Tak mau membuang banyak waktu, aku bergegas ke pasar dengan naik ojek yang mangkal di depan gang.

Begitu sampai, kubayar ojek dengan uang pas. Tempat pertama yang kutuju adalah penjual bumbu.

Kupesan apa yang sudah terdaftar di catatan belanja yang tadi diberikan ibu mertua. Bawang merah, bawang putih, lombok, tomat, berbagai macam bumbu, sayuran seperti kentang, wortel,buncis dan lain-lain.

Alhamdulillah pasar sedikit sepi karena sudah agak siangan. Setelah dirasa semua bahan dan keperluan untuk masak besok sudah terbeli akupun pulang.

****

Kurang beberapa meter dari rumah aku mendengar suara bayi menangis kencang. Dan aku mengenali suara itu. Iya itu suara Raka, anakku.

"Gimana Raka bisa jatuh, Mbak?" Lihat ini kepalanya benjol," kata Bulek Ida.

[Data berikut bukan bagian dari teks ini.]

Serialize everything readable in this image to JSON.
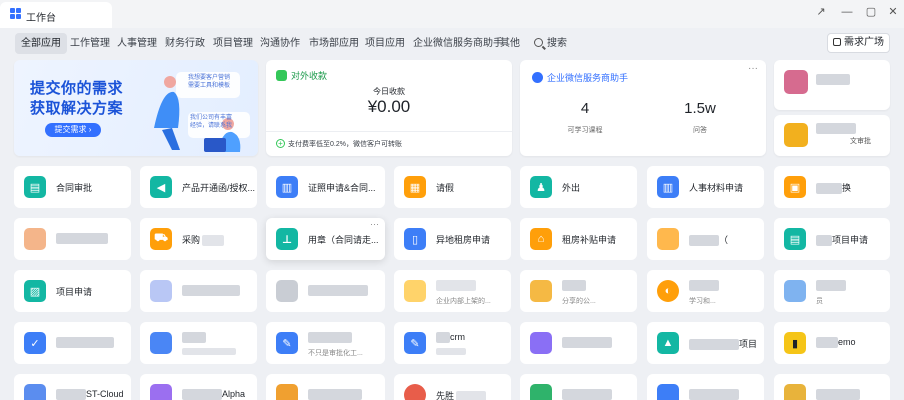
{
  "window": {
    "tab_title": "工作台",
    "buttons": [
      "↗",
      "—",
      "▢",
      "✕"
    ]
  },
  "categories": {
    "items": [
      "全部应用",
      "工作管理",
      "人事管理",
      "财务行政",
      "项目管理",
      "沟通协作",
      "市场部应用",
      "项目应用",
      "企业微信服务商助手",
      "其他"
    ],
    "search": "搜索",
    "demand_button": "需求广场"
  },
  "banner": {
    "line1": "提交你的需求",
    "line2": "获取解决方案",
    "button": "提交需求",
    "bubble1_l1": "我想要客户营销",
    "bubble1_l2": "需要工具和模板",
    "bubble2_l1": "我们公司有丰富",
    "bubble2_l2": "经验，请联系我"
  },
  "income": {
    "title": "对外收款",
    "today_label": "今日收款",
    "amount": "¥0.00",
    "footer": "支付费率低至0.2%，微信客户可转账"
  },
  "wecom": {
    "title": "企业微信服务商助手",
    "more": "···",
    "stat1_value": "4",
    "stat1_label": "可学习课程",
    "stat2_value": "1.5w",
    "stat2_label": "问答"
  },
  "side": {
    "card2_sub": "文审批"
  },
  "apps": {
    "row1": [
      "合同审批",
      "产品开通函/授权...",
      "证照申请&合同...",
      "请假",
      "外出",
      "人事材料申请",
      "换"
    ],
    "row2": [
      "",
      "采购",
      "用章（合同请走...",
      "异地租房申请",
      "租房补贴申请",
      "（",
      "项目申请"
    ],
    "row2_more": "···",
    "row3": [
      "项目申请",
      "",
      "",
      "",
      "",
      "",
      ""
    ],
    "row3_sub": [
      "",
      "",
      "",
      "企业内部上架的...",
      "分享的公...",
      "学习和...",
      "员"
    ],
    "row4": [
      "",
      "",
      "",
      "crm",
      "",
      "",
      "emo"
    ],
    "row4_sub": [
      "",
      "",
      "不只是审批化工...",
      "",
      "",
      "项目",
      ""
    ],
    "row5": [
      "ST-Cloud",
      "Alpha",
      "",
      "先胜",
      "",
      "",
      ""
    ]
  },
  "colors": {
    "accent": "#3370ff",
    "green": "#34c759",
    "teal": "#13b7a3",
    "orange": "#ff9f0a"
  }
}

Hatiku juga sempat bertanya, seingatku sebelum pergi sudah aku beri guling disisi kiri kanan juga bawah anakku. Apa karena dia sekarang sudah bertambah aktif. Ah ... entahlah.

Lekas aku berlari menghampiri Raka yang menangis kencang. Bulek Ida menggendongnya dengan sesekali mengusap kepalanya.

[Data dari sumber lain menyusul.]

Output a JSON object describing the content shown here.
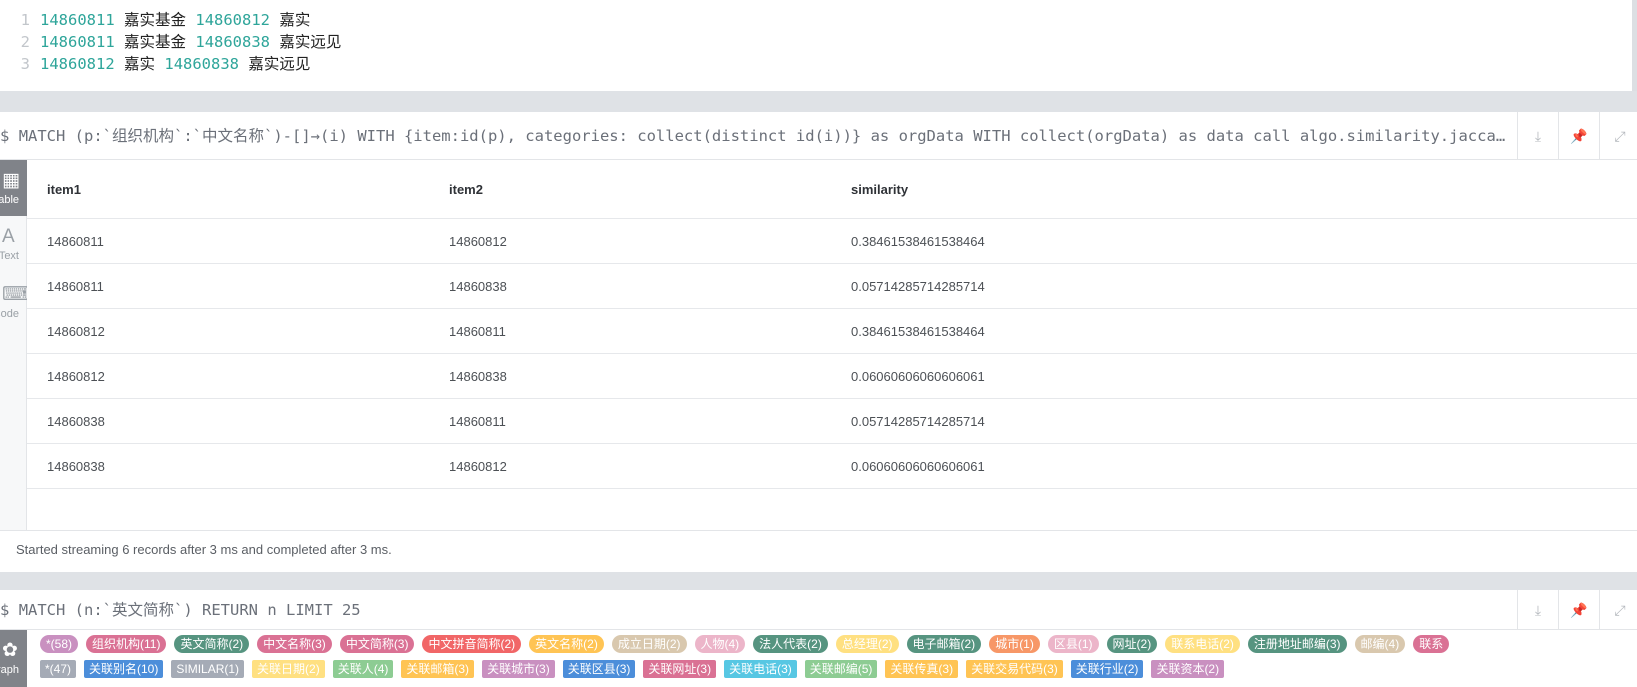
{
  "top_output": {
    "lines": [
      {
        "n": "1",
        "id1": "14860811",
        "name1": "嘉实基金",
        "id2": "14860812",
        "name2": "嘉实"
      },
      {
        "n": "2",
        "id1": "14860811",
        "name1": "嘉实基金",
        "id2": "14860838",
        "name2": "嘉实远见"
      },
      {
        "n": "3",
        "id1": "14860812",
        "name1": "嘉实",
        "id2": "14860838",
        "name2": "嘉实远见"
      }
    ]
  },
  "frame1": {
    "prompt": "$",
    "query": "MATCH (p:`组织机构`:`中文名称`)-[]→(i) WITH {item:id(p), categories: collect(distinct id(i))} as orgData WITH collect(orgData) as data call algo.similarity.jaccard",
    "sidebar": [
      {
        "icon": "▦",
        "label": "Table"
      },
      {
        "icon": "A",
        "label": "Text"
      },
      {
        "icon": "⌨",
        "label": "Code"
      }
    ],
    "table": {
      "headers": [
        "item1",
        "item2",
        "similarity"
      ],
      "rows": [
        [
          "14860811",
          "14860812",
          "0.38461538461538464"
        ],
        [
          "14860811",
          "14860838",
          "0.05714285714285714"
        ],
        [
          "14860812",
          "14860811",
          "0.38461538461538464"
        ],
        [
          "14860812",
          "14860838",
          "0.06060606060606061"
        ],
        [
          "14860838",
          "14860811",
          "0.05714285714285714"
        ],
        [
          "14860838",
          "14860812",
          "0.06060606060606061"
        ]
      ]
    },
    "status": "Started streaming 6 records after 3 ms and completed after 3 ms."
  },
  "frame2": {
    "prompt": "$",
    "query": "MATCH (n:`英文简称`) RETURN n LIMIT 25",
    "sidebar": [
      {
        "icon": "✿",
        "label": "Graph"
      }
    ],
    "node_labels": [
      {
        "text": "*(58)",
        "color": "#c990c0"
      },
      {
        "text": "组织机构(11)",
        "color": "#da7194"
      },
      {
        "text": "英文简称(2)",
        "color": "#569480"
      },
      {
        "text": "中文名称(3)",
        "color": "#da7194"
      },
      {
        "text": "中文简称(3)",
        "color": "#da7194"
      },
      {
        "text": "中文拼音简称(2)",
        "color": "#f16667"
      },
      {
        "text": "英文名称(2)",
        "color": "#ffc454"
      },
      {
        "text": "成立日期(2)",
        "color": "#d9c8ae"
      },
      {
        "text": "人物(4)",
        "color": "#ecb5c9"
      },
      {
        "text": "法人代表(2)",
        "color": "#569480"
      },
      {
        "text": "总经理(2)",
        "color": "#ffe081"
      },
      {
        "text": "电子邮箱(2)",
        "color": "#569480"
      },
      {
        "text": "城市(1)",
        "color": "#f79767"
      },
      {
        "text": "区县(1)",
        "color": "#ecb5c9"
      },
      {
        "text": "网址(2)",
        "color": "#569480"
      },
      {
        "text": "联系电话(2)",
        "color": "#ffe081"
      },
      {
        "text": "注册地址邮编(3)",
        "color": "#569480"
      },
      {
        "text": "邮编(4)",
        "color": "#d9c8ae"
      },
      {
        "text": "联系",
        "color": "#da7194"
      }
    ],
    "rel_types": [
      {
        "text": "*(47)",
        "color": "#a5abb6"
      },
      {
        "text": "关联别名(10)",
        "color": "#4c8eda"
      },
      {
        "text": "SIMILAR(1)",
        "color": "#a5abb6"
      },
      {
        "text": "关联日期(2)",
        "color": "#ffe081"
      },
      {
        "text": "关联人(4)",
        "color": "#8dcc93"
      },
      {
        "text": "关联邮箱(3)",
        "color": "#ffc454"
      },
      {
        "text": "关联城市(3)",
        "color": "#c990c0"
      },
      {
        "text": "关联区县(3)",
        "color": "#4c8eda"
      },
      {
        "text": "关联网址(3)",
        "color": "#da7194"
      },
      {
        "text": "关联电话(3)",
        "color": "#57c7e3"
      },
      {
        "text": "关联邮编(5)",
        "color": "#8dcc93"
      },
      {
        "text": "关联传真(3)",
        "color": "#ffc454"
      },
      {
        "text": "关联交易代码(3)",
        "color": "#ffc454"
      },
      {
        "text": "关联行业(2)",
        "color": "#4c8eda"
      },
      {
        "text": "关联资本(2)",
        "color": "#c990c0"
      }
    ]
  },
  "icons": {
    "download": "download-icon",
    "pin": "pin-icon",
    "expand": "expand-icon"
  }
}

"Kamu udah nyampe, Nai? Cuci tangan dulu habis dari pasar," perintah Bulek Ida.

Aku yang panik hampir lupa mencuci tangan, rutinitas yang selalu aku lakuin setelah keluar rumah.

"Kenapa Raka bisa jatuh, Bu? Apa Ibu tidak menengoknya selama aku tinggal?" tanyaku sesaat setelah menggendong bayiku.

Aku takut jika terjadi apa-apa dengan Raka.

" Gak usah lebay deh, udah biasa bayi jatuh begitu," kata Ibu sewot. Tak ada rasa bersalah di wajahnya. Dia malah terlihat santai.

"Ibu menyuruhku pergi ke pasar tapi tak mau menjaga bayiku. Jelas saja aku marah jika terjadi apa-apa sama Raka," ucapku sambil menangis.

Mungkin karena kekecewaan yang menumpuk aku jadi seemosianal ini.

"Mbak, jangan kurang ajar sama ibu ya, ingat kamu disini itu cuma numpang," sela Irda yang dari tadi cuma diam aja.

"Bagaimana aku gak marah, kalau posisi kita dibalik bagaimana. Yang punya acara siapa yang repot siapa." ucapku tegas.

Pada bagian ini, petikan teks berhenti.